* * * * *
“Don’t, please, let that woman take you anywhere—to see anything!” said Kitty, with energy, to her companion, as they walked through the rooms of the mezzanino.
Lord Magellan laughed. “What’s the matter with her?”
“Oh, nothing!” said Kitty, impatiently, “except that she’s wicked—and common—and a snake—and your mother would have a fit if she knew you had anything to do with her.”
The red-haired youth looked grave.
“Thank you, Lady Kitty,” he said, quietly. “I’ll take your advice.”
“Oh, I say, what a nice boy you are!” cried Kitty, impulsively, laying a hand a moment on his shoulder.
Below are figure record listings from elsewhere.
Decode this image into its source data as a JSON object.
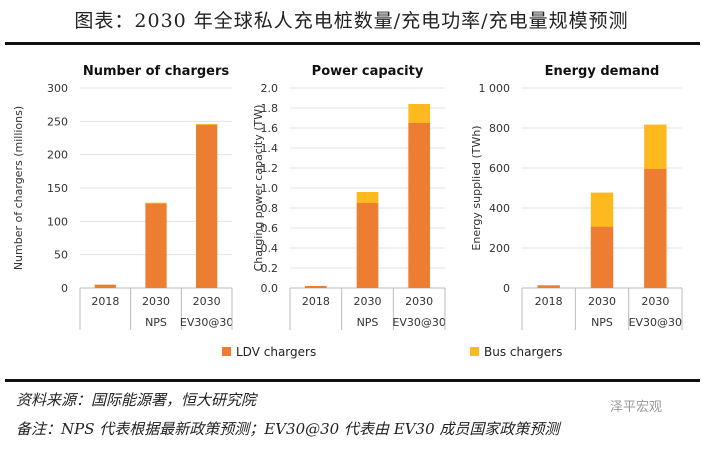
{
  "header": {
    "title": "图表：2030 年全球私人充电桩数量/充电功率/充电量规模预测"
  },
  "footer": {
    "source": "资料来源：国际能源署，恒大研究院",
    "note": "备注：NPS 代表根据最新政策预测；EV30@30 代表由 EV30 成员国家政策预测",
    "watermark": "泽平宏观"
  },
  "colors": {
    "ldv": "#ED7D31",
    "bus": "#FDB91E",
    "grid": "#e3e3e3"
  },
  "chart_data": [
    {
      "type": "bar",
      "stacked": true,
      "title": "Number of chargers",
      "ylabel": "Number of chargers (millions)",
      "ylim": [
        0,
        300
      ],
      "yticks": [
        "0",
        "50",
        "100",
        "150",
        "200",
        "250",
        "300"
      ],
      "categories": [
        [
          "2018",
          ""
        ],
        [
          "2030",
          "NPS"
        ],
        [
          "2030",
          "EV30@30"
        ]
      ],
      "series": [
        {
          "name": "LDV chargers",
          "values": [
            5,
            127,
            245
          ]
        },
        {
          "name": "Bus chargers",
          "values": [
            0,
            1,
            1
          ]
        }
      ]
    },
    {
      "type": "bar",
      "stacked": true,
      "title": "Power capacity",
      "ylabel": "Charging power capacity (TW)",
      "ylim": [
        0,
        2.0
      ],
      "yticks": [
        "0.0",
        "0.2",
        "0.4",
        "0.6",
        "0.8",
        "1.0",
        "1.2",
        "1.4",
        "1.6",
        "1.8",
        "2.0"
      ],
      "categories": [
        [
          "2018",
          ""
        ],
        [
          "2030",
          "NPS"
        ],
        [
          "2030",
          "EV30@30"
        ]
      ],
      "series": [
        {
          "name": "LDV chargers",
          "values": [
            0.02,
            0.85,
            1.65
          ]
        },
        {
          "name": "Bus chargers",
          "values": [
            0.0,
            0.11,
            0.19
          ]
        }
      ]
    },
    {
      "type": "bar",
      "stacked": true,
      "title": "Energy demand",
      "ylabel": "Energy supplied (TWh)",
      "ylim": [
        0,
        1000
      ],
      "yticks": [
        "0",
        "200",
        "400",
        "600",
        "800",
        "1 000"
      ],
      "categories": [
        [
          "2018",
          ""
        ],
        [
          "2030",
          "NPS"
        ],
        [
          "2030",
          "EV30@30"
        ]
      ],
      "series": [
        {
          "name": "LDV chargers",
          "values": [
            12,
            307,
            595
          ]
        },
        {
          "name": "Bus chargers",
          "values": [
            3,
            170,
            222
          ]
        }
      ]
    }
  ],
  "legend": [
    "LDV chargers",
    "Bus chargers"
  ]
}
And then, as though his filial instinct had awakened hers, she added, with hasty falsehood: “Maman, of course, knows nothing about her. That was just bluff what she said. But Donna Laura oughtn’t to ask such people. There—that’s the way.”
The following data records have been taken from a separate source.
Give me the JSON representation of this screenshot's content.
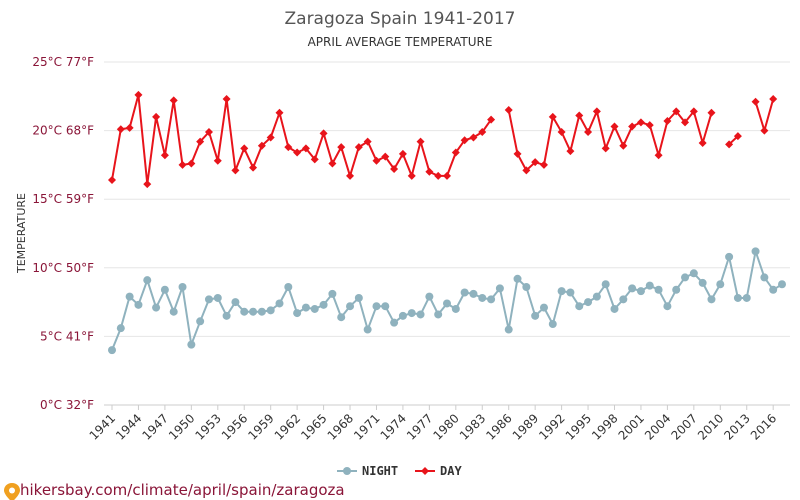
{
  "chart_data": {
    "type": "line",
    "title": "Zaragoza Spain 1941-2017",
    "subtitle": "APRIL AVERAGE TEMPERATURE",
    "ylabel": "TEMPERATURE",
    "xlabel": "",
    "ylim": [
      0,
      25
    ],
    "xlim": [
      1941,
      2017
    ],
    "y_ticks": [
      {
        "value": 0,
        "label": "0°C 32°F"
      },
      {
        "value": 5,
        "label": "5°C 41°F"
      },
      {
        "value": 10,
        "label": "10°C 50°F"
      },
      {
        "value": 15,
        "label": "15°C 59°F"
      },
      {
        "value": 20,
        "label": "20°C 68°F"
      },
      {
        "value": 25,
        "label": "25°C 77°F"
      }
    ],
    "x_ticks": [
      1941,
      1944,
      1947,
      1950,
      1953,
      1956,
      1959,
      1962,
      1965,
      1968,
      1971,
      1974,
      1977,
      1980,
      1983,
      1986,
      1989,
      1992,
      1995,
      1998,
      2001,
      2004,
      2007,
      2010,
      2013,
      2016
    ],
    "grid": true,
    "legend_position": "bottom",
    "series": [
      {
        "name": "NIGHT",
        "color": "#8fb2be",
        "marker": "circle",
        "x": [
          1941,
          1942,
          1943,
          1944,
          1945,
          1946,
          1947,
          1948,
          1949,
          1950,
          1951,
          1952,
          1953,
          1954,
          1955,
          1956,
          1957,
          1958,
          1959,
          1960,
          1961,
          1962,
          1963,
          1964,
          1965,
          1966,
          1967,
          1968,
          1969,
          1970,
          1971,
          1972,
          1973,
          1974,
          1975,
          1976,
          1977,
          1978,
          1979,
          1980,
          1981,
          1982,
          1983,
          1984,
          1985,
          1986,
          1987,
          1988,
          1989,
          1990,
          1991,
          1992,
          1993,
          1994,
          1995,
          1996,
          1997,
          1998,
          1999,
          2000,
          2001,
          2002,
          2003,
          2004,
          2005,
          2006,
          2007,
          2008,
          2009,
          2010,
          2011,
          2012,
          2013,
          2014,
          2015,
          2016,
          2017
        ],
        "values": [
          4.0,
          5.6,
          7.9,
          7.3,
          9.1,
          7.1,
          8.4,
          6.8,
          8.6,
          4.4,
          6.1,
          7.7,
          7.8,
          6.5,
          7.5,
          6.8,
          6.8,
          6.8,
          6.9,
          7.4,
          8.6,
          6.7,
          7.1,
          7.0,
          7.3,
          8.1,
          6.4,
          7.2,
          7.8,
          5.5,
          7.2,
          7.2,
          6.0,
          6.5,
          6.7,
          6.6,
          7.9,
          6.6,
          7.4,
          7.0,
          8.2,
          8.1,
          7.8,
          7.7,
          8.5,
          5.5,
          9.2,
          8.6,
          6.5,
          7.1,
          5.9,
          8.3,
          8.2,
          7.2,
          7.5,
          7.9,
          8.8,
          7.0,
          7.7,
          8.5,
          8.3,
          8.7,
          8.4,
          7.2,
          8.4,
          9.3,
          9.6,
          8.9,
          7.7,
          8.8,
          10.8,
          7.8,
          7.8,
          11.2,
          9.3,
          8.4,
          8.8
        ]
      },
      {
        "name": "DAY",
        "color": "#e8141b",
        "marker": "diamond",
        "x": [
          1941,
          1942,
          1943,
          1944,
          1945,
          1946,
          1947,
          1948,
          1949,
          1950,
          1951,
          1952,
          1953,
          1954,
          1955,
          1956,
          1957,
          1958,
          1959,
          1960,
          1961,
          1962,
          1963,
          1964,
          1965,
          1966,
          1967,
          1968,
          1969,
          1970,
          1971,
          1972,
          1973,
          1974,
          1975,
          1976,
          1977,
          1978,
          1979,
          1980,
          1981,
          1982,
          1983,
          1984,
          1985,
          1986,
          1987,
          1988,
          1989,
          1990,
          1991,
          1992,
          1993,
          1994,
          1995,
          1996,
          1997,
          1998,
          1999,
          2000,
          2001,
          2002,
          2003,
          2004,
          2005,
          2006,
          2007,
          2008,
          2009,
          2010,
          2011,
          2012,
          2013,
          2014,
          2015,
          2016,
          2017
        ],
        "values": [
          16.4,
          20.1,
          20.2,
          22.6,
          16.1,
          21.0,
          18.2,
          22.2,
          17.5,
          17.6,
          19.2,
          19.9,
          17.8,
          22.3,
          17.1,
          18.7,
          17.3,
          18.9,
          19.5,
          21.3,
          18.8,
          18.4,
          18.7,
          17.9,
          19.8,
          17.6,
          18.8,
          16.7,
          18.8,
          19.2,
          17.8,
          18.1,
          17.2,
          18.3,
          16.7,
          19.2,
          17.0,
          16.7,
          16.7,
          18.4,
          19.3,
          19.5,
          19.9,
          20.8,
          null,
          21.5,
          18.3,
          17.1,
          17.7,
          17.5,
          21.0,
          19.9,
          18.5,
          21.1,
          19.9,
          21.4,
          18.7,
          20.3,
          18.9,
          20.3,
          20.6,
          20.4,
          18.2,
          20.7,
          21.4,
          20.6,
          21.4,
          19.1,
          21.3,
          null,
          19.0,
          19.6,
          null,
          22.1,
          20.0,
          22.3,
          null
        ]
      }
    ]
  },
  "source_text": "hikersbay.com/climate/april/spain/zaragoza"
}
And she pointed to a small staircase in the wall, whereof the trap-door at the top was open. They climbed it, and found themselves at once in one of the great rooms of the piano nobile, to which this quick and easy access from the inhabited entresol had been but recently contrived.
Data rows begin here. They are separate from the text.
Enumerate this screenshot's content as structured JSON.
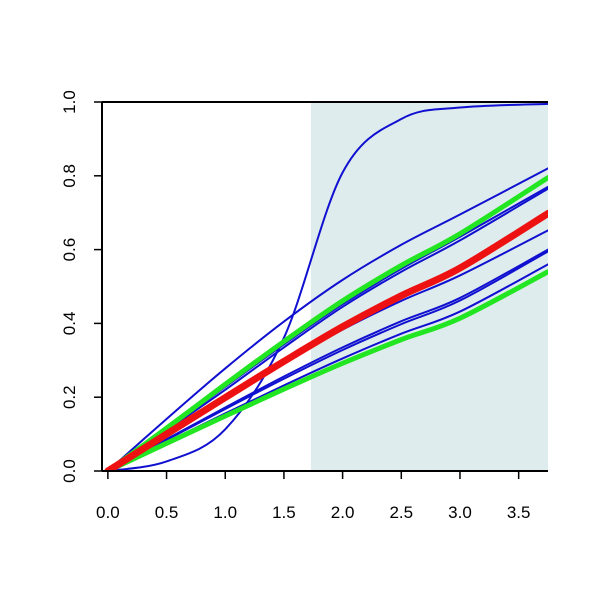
{
  "chart_data": {
    "type": "line",
    "title": "",
    "xlabel": "",
    "ylabel": "",
    "xlim": [
      -0.05,
      3.75
    ],
    "ylim": [
      0.0,
      1.0
    ],
    "x_ticks": [
      0.0,
      0.5,
      1.0,
      1.5,
      2.0,
      2.5,
      3.0,
      3.5
    ],
    "x_tick_labels": [
      "0.0",
      "0.5",
      "1.0",
      "1.5",
      "2.0",
      "2.5",
      "3.0",
      "3.5"
    ],
    "y_ticks": [
      0.0,
      0.2,
      0.4,
      0.6,
      0.8,
      1.0
    ],
    "y_tick_labels": [
      "0.0",
      "0.2",
      "0.4",
      "0.6",
      "0.8",
      "1.0"
    ],
    "grid": false,
    "legend": "none",
    "shaded_region": {
      "x_from": 1.73,
      "x_to": 3.75,
      "color": "#dfeced"
    },
    "colors": {
      "blue": "#1010d0",
      "green": "#22e622",
      "red": "#ee1111"
    },
    "series": [
      {
        "color": "blue",
        "width": 2,
        "x": [
          0,
          0.5,
          1.0,
          1.5,
          2.0,
          2.5,
          3.0,
          3.75
        ],
        "y": [
          0,
          0.026,
          0.113,
          0.361,
          0.809,
          0.954,
          0.985,
          0.995
        ]
      },
      {
        "color": "blue",
        "width": 2,
        "x": [
          0,
          0.5,
          1.0,
          1.5,
          2.0,
          2.5,
          3.0,
          3.75
        ],
        "y": [
          0,
          0.141,
          0.278,
          0.405,
          0.518,
          0.613,
          0.695,
          0.82
        ]
      },
      {
        "color": "blue",
        "width": 2,
        "x": [
          0,
          0.5,
          1.0,
          1.5,
          2.0,
          2.5,
          3.0,
          3.75
        ],
        "y": [
          0,
          0.112,
          0.228,
          0.343,
          0.452,
          0.548,
          0.635,
          0.77
        ]
      },
      {
        "color": "blue",
        "width": 2,
        "x": [
          0,
          0.5,
          1.0,
          1.5,
          2.0,
          2.5,
          3.0,
          3.75
        ],
        "y": [
          0,
          0.11,
          0.22,
          0.335,
          0.445,
          0.54,
          0.625,
          0.765
        ]
      },
      {
        "color": "blue",
        "width": 2,
        "x": [
          0,
          0.5,
          1.0,
          1.5,
          2.0,
          2.5,
          3.0,
          3.75
        ],
        "y": [
          0,
          0.099,
          0.197,
          0.293,
          0.383,
          0.461,
          0.53,
          0.652
        ]
      },
      {
        "color": "blue",
        "width": 2,
        "x": [
          0,
          0.5,
          1.0,
          1.5,
          2.0,
          2.5,
          3.0,
          3.75
        ],
        "y": [
          0,
          0.086,
          0.172,
          0.256,
          0.335,
          0.406,
          0.469,
          0.6
        ]
      },
      {
        "color": "blue",
        "width": 2,
        "x": [
          0,
          0.5,
          1.0,
          1.5,
          2.0,
          2.5,
          3.0,
          3.75
        ],
        "y": [
          0,
          0.084,
          0.168,
          0.25,
          0.328,
          0.398,
          0.462,
          0.595
        ]
      },
      {
        "color": "blue",
        "width": 2,
        "x": [
          0,
          0.5,
          1.0,
          1.5,
          2.0,
          2.5,
          3.0,
          3.75
        ],
        "y": [
          0,
          0.078,
          0.156,
          0.232,
          0.305,
          0.372,
          0.432,
          0.56
        ]
      },
      {
        "color": "green",
        "width": 5,
        "x": [
          0,
          0.5,
          1.0,
          1.5,
          2.0,
          2.5,
          3.0,
          3.75
        ],
        "y": [
          0,
          0.116,
          0.235,
          0.351,
          0.461,
          0.557,
          0.643,
          0.795
        ]
      },
      {
        "color": "green",
        "width": 5,
        "x": [
          0,
          0.5,
          1.0,
          1.5,
          2.0,
          2.5,
          3.0,
          3.75
        ],
        "y": [
          0,
          0.075,
          0.149,
          0.222,
          0.292,
          0.356,
          0.414,
          0.54
        ]
      },
      {
        "color": "red",
        "width": 7,
        "x": [
          0,
          0.5,
          1.0,
          1.5,
          2.0,
          2.5,
          3.0,
          3.75
        ],
        "y": [
          0,
          0.1,
          0.199,
          0.297,
          0.391,
          0.475,
          0.55,
          0.698
        ]
      }
    ]
  }
}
“What a marvellous place!” cried Lord Magellan, looking round him.
They were in the principal apartment of the famous Vercelli palace, a legacy from one of those classical architects whose work may be seen in the late seventeenth-century buildings of Venice. The rooms, enormously high, panelled here and there in tattered velvets and brocades, or frescoed in fast-fading scenes of old Venetian life, stretched in bewildering succession on either side of a central passage or broad corridor, all of them leading at last on the northern side to a vast hall painted in architectural perspective by the pupils of Tiepolo, and overarched by a ceiling in which the master himself had massed a multitude of forms equal to Rubens in variety and facility of design, expressed in a thin trenchancy of style. Figures recalling the ancient triumphs and possessions of Venice, in days when she sat dishonored and despoiled, crowded the coved roof, the painted cornices and pediments. Gayly colored birds hovered in blue skies; philosophers and poets in grisaille made a strange background for large-limbed beauties couched on roses, or young warriors amid trophies of shining arms; and while all this garrulous commonplace lived and breathed above, the walls below, cold in color and academic in treatment, maintained as best they could the dignity of the vast place, thus given up to one of the greatest of artists and emptiest of minds.
On the floor of this magnificent hall stood a few old and broken chairs. But the candelabra of glass and ormolu, hanging from the ceiling, were very nearly of the date of the palace, and superb. Meanwhile, through a faded taffeta of a golden-brown shade, the afternoon light from the high windows to the southwest poured into the stately room.